Cardenas spokeswoman Marisa Kutansky said then that each infected employee had been asked to quarantine for at least 14 days, as were any other workers that they had been in contact with. But there was no word about testing the entire staff. Kutansky, in an email Thursday, refused to answer my questions about the company’s testing response to the outbreak.

Meanwhile, Alameda County health officials’ response has been pathetic.

In a May 28 email forwarded to Gallo, Neetu Balram, county health department spokeswoman, said the county was working to set up a new testing site in the Fruitvale neighborhood, but lacked sufficient testing capacity to respond to the market outbreak.

“Our resources are prioritized for outbreaks detected at acute care hospitals, skilled nursing facilities, and congregate living facilities with vulnerable populations like seniors and people experiencing homelessness,” Balram wrote. She suggested market employees seek testing through their health care providers or at one of the free testing sites in Oakland.
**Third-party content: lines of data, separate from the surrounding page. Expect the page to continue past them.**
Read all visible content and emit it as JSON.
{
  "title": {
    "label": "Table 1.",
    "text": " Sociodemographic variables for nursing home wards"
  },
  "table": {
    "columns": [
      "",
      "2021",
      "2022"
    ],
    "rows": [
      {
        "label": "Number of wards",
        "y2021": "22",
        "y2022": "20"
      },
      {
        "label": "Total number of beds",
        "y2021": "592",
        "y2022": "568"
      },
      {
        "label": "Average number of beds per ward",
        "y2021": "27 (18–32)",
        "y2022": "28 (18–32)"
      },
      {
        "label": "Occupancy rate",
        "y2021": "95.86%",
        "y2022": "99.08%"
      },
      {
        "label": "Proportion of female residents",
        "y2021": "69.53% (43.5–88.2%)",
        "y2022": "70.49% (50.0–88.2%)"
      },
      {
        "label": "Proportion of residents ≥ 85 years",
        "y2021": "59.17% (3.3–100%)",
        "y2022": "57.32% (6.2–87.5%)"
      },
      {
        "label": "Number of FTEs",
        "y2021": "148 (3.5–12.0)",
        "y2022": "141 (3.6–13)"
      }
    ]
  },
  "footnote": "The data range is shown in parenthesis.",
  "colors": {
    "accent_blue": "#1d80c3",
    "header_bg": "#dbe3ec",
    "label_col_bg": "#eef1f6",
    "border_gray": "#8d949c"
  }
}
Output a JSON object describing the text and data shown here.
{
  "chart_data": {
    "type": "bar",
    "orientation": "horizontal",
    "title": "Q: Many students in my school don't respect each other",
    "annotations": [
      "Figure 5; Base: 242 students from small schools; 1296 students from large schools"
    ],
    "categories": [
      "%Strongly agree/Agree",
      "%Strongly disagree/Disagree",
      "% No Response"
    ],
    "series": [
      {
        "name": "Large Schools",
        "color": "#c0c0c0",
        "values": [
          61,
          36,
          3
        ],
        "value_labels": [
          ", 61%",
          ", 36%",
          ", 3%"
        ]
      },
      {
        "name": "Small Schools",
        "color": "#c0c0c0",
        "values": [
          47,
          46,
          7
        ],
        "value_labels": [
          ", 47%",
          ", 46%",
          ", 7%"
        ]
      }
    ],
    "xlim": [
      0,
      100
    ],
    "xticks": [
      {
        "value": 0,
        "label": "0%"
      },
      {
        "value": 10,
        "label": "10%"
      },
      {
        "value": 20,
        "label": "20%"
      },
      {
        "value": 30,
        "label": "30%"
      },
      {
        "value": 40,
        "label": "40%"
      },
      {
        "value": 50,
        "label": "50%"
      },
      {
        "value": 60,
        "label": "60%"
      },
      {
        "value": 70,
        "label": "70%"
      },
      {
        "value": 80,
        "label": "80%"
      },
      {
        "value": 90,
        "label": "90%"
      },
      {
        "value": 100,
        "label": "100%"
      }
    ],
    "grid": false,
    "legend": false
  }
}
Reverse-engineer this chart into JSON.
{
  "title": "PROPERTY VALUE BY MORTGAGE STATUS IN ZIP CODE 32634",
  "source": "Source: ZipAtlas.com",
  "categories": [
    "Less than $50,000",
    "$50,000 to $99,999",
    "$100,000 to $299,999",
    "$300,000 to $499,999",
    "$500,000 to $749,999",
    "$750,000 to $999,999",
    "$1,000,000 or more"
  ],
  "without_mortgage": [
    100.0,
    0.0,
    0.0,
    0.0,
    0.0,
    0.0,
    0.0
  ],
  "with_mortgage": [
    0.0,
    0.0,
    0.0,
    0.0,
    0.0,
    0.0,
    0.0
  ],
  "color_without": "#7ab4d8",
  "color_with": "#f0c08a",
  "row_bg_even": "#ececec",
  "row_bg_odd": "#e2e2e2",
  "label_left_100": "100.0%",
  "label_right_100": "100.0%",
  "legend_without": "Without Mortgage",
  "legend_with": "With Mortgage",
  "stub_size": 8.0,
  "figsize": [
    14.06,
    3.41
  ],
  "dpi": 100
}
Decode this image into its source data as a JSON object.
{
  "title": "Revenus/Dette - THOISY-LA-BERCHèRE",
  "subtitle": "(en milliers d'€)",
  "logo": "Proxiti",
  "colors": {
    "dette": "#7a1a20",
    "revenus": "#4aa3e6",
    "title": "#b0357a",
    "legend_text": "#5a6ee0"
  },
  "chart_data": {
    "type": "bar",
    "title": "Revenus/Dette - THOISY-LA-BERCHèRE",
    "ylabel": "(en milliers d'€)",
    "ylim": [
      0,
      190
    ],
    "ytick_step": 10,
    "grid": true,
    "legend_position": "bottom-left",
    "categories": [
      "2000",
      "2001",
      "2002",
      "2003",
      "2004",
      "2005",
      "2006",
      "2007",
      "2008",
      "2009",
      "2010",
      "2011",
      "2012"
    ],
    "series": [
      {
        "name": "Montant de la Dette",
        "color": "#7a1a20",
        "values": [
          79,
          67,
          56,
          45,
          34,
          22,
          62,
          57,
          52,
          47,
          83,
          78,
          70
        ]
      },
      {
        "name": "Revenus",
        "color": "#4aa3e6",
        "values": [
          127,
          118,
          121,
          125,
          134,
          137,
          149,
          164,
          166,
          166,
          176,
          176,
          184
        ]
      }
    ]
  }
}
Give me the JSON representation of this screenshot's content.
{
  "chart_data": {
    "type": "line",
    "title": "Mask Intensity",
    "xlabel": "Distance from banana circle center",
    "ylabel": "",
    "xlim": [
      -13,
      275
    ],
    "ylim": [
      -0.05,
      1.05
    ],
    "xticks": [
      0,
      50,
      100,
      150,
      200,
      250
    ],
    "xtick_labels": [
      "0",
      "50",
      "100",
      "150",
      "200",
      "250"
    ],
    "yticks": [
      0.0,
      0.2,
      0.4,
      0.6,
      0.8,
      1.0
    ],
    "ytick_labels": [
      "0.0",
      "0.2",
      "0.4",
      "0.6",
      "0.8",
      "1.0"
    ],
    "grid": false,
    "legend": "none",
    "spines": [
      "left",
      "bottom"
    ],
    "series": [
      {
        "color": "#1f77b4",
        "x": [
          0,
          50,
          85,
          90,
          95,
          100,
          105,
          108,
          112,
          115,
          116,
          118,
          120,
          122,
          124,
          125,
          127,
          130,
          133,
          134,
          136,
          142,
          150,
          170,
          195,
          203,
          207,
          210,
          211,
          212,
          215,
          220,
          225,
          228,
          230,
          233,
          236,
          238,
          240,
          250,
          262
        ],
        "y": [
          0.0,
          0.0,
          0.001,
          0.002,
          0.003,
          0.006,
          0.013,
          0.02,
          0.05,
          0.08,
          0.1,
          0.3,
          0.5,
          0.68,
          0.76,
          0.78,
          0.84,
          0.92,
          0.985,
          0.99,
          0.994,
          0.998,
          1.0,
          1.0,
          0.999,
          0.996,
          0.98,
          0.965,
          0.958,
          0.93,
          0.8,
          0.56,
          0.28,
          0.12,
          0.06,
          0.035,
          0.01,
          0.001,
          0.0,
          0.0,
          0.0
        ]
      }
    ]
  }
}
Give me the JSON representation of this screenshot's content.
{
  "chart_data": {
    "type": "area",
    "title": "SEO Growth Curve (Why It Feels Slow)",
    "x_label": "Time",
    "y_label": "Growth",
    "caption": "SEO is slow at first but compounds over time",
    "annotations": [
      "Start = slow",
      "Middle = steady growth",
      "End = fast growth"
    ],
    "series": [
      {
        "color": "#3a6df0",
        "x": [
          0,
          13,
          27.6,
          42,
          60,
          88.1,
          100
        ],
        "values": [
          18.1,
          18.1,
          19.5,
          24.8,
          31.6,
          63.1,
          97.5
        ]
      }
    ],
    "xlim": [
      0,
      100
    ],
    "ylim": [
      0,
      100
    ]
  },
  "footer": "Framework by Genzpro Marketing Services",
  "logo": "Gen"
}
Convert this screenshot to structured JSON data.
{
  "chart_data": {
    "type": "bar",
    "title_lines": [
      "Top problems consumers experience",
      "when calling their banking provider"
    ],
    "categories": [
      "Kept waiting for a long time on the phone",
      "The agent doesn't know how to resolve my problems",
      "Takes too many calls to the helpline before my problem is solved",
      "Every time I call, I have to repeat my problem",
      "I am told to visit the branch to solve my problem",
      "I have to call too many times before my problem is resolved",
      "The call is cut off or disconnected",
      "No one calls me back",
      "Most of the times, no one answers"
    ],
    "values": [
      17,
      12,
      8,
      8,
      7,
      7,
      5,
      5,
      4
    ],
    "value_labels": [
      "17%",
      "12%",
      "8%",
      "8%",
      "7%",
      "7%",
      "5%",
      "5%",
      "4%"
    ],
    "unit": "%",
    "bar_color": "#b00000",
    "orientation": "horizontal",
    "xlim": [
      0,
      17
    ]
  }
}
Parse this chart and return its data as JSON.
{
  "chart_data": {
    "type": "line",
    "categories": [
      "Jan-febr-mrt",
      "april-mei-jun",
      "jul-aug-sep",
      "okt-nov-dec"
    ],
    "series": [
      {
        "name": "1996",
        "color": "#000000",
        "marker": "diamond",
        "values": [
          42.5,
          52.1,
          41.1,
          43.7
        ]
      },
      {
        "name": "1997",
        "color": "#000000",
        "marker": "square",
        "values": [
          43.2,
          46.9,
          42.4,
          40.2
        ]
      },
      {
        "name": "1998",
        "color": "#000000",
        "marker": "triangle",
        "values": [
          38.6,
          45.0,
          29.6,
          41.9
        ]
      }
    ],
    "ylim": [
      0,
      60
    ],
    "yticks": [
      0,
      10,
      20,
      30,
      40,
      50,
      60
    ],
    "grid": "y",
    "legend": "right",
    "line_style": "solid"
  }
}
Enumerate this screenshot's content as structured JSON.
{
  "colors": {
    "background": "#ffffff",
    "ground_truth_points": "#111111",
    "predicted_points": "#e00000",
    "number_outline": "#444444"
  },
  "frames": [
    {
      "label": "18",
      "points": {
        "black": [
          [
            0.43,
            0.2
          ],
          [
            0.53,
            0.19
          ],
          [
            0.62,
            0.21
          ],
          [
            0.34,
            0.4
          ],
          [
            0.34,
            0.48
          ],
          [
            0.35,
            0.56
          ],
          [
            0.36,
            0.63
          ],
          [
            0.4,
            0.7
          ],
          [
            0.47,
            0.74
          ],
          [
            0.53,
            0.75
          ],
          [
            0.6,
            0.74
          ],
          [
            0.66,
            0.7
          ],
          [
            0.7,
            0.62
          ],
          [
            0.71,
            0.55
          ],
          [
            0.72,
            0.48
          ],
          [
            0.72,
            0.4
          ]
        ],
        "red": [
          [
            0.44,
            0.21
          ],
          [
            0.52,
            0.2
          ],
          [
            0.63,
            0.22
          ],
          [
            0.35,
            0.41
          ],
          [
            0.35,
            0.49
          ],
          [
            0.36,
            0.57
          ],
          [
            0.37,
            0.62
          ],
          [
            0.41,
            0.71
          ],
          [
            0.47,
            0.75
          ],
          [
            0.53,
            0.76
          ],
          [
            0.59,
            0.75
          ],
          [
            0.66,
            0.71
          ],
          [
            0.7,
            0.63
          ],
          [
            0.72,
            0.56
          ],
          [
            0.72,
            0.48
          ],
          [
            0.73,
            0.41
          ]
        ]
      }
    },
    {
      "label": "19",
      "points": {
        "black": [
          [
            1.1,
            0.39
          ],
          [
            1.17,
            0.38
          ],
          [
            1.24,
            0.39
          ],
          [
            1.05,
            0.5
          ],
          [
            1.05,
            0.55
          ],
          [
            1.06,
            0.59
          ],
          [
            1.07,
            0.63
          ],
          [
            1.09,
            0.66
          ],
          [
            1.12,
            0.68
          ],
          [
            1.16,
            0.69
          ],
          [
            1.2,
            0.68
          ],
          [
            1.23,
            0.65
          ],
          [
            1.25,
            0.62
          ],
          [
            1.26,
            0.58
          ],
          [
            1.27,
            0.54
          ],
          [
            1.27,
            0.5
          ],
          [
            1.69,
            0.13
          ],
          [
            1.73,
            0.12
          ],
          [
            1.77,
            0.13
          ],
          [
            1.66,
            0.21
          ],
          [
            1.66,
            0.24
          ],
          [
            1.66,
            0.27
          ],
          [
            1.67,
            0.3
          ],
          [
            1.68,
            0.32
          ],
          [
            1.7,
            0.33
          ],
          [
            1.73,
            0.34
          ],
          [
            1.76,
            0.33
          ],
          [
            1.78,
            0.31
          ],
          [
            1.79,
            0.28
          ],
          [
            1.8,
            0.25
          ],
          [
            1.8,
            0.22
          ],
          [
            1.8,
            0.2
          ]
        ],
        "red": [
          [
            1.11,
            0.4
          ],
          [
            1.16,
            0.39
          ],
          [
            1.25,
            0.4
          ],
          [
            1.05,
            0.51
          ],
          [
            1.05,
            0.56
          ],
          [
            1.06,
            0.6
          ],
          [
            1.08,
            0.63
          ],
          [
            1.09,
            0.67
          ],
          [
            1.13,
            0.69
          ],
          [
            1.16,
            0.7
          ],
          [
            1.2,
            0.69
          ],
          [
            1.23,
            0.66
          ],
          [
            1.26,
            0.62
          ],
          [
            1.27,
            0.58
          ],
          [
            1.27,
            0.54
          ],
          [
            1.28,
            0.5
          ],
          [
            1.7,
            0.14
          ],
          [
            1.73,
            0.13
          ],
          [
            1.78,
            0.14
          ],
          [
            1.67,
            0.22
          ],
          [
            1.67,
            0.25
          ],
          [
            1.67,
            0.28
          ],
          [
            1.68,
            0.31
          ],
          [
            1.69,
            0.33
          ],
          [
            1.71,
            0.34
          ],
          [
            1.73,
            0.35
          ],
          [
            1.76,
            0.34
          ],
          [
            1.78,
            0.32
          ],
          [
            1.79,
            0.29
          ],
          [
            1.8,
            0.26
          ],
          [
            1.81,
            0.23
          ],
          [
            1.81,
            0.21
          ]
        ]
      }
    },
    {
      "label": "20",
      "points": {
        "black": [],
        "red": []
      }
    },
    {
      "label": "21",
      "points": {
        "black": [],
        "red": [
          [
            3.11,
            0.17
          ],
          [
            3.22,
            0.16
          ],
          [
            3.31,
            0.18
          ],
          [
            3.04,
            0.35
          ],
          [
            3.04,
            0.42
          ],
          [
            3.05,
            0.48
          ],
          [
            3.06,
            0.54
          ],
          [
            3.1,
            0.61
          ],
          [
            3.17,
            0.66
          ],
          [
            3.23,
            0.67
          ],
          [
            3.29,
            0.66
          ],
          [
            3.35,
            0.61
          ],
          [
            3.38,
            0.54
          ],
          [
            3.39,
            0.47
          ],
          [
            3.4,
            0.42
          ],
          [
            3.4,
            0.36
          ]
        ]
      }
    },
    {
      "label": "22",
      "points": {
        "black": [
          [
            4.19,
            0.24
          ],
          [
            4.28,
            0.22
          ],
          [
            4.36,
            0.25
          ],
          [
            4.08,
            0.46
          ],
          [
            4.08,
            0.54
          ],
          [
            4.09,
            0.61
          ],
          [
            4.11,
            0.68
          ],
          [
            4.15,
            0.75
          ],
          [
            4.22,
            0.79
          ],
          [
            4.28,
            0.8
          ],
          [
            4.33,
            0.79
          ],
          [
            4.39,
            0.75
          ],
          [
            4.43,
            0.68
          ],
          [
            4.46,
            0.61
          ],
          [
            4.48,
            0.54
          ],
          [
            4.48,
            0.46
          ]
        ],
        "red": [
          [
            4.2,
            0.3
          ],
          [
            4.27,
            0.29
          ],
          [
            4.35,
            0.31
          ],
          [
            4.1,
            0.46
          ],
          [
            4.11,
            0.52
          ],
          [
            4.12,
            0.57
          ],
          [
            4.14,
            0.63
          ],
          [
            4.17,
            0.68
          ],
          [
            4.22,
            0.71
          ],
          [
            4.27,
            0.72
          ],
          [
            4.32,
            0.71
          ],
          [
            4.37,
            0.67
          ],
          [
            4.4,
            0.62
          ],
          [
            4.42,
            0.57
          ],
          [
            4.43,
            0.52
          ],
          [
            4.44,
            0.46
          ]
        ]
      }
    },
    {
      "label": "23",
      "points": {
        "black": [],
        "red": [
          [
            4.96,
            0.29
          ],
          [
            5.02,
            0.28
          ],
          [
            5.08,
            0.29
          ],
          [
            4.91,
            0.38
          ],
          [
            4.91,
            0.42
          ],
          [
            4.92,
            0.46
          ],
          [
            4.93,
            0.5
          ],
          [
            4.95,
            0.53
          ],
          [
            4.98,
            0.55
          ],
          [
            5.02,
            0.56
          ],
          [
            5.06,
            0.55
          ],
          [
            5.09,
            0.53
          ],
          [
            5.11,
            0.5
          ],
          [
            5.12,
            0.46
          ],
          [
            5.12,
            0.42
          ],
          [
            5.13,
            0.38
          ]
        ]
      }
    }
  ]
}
In an interview Thursday, Balram conceded the county has no idea how many employees at the market, which remains open, have been tested or how many have the virus.

She said the county is working with the company to get all workers tested, but that wasn’t expected to happen until this coming week. She said the county lacks authority to compel testing.

That’s not so, said Jeff Smith, a doctor, attorney and chief executive of Santa Clara County. County health officers have authority to require that companies only allow employees who have tested negative to come to work. But the preferred route, Smith said, is swift cooperation from the company.

Which is what happened when Santa Clara County learned around May 17 of coronavirus at Lusamerica Foods, the wholesale fish distributor in Morgan Hill. Health officials visited the site the next day.

The workers there, about 150-200 people, were tested on the following two days and then retested on May 27, Smith said. Combined with the original case, the testing showed that 39 people had the virus; they were all sent home. County contact tracers followed and quarantined those who had been close to the workers.

The difference between how officials handled the cases of Cardenas Markets in Oakland and Lusamerica Foods in Morgan Hill is stark. And it might help explain why Santa Clara County has tamped down the spread of the virus and Alameda County has not.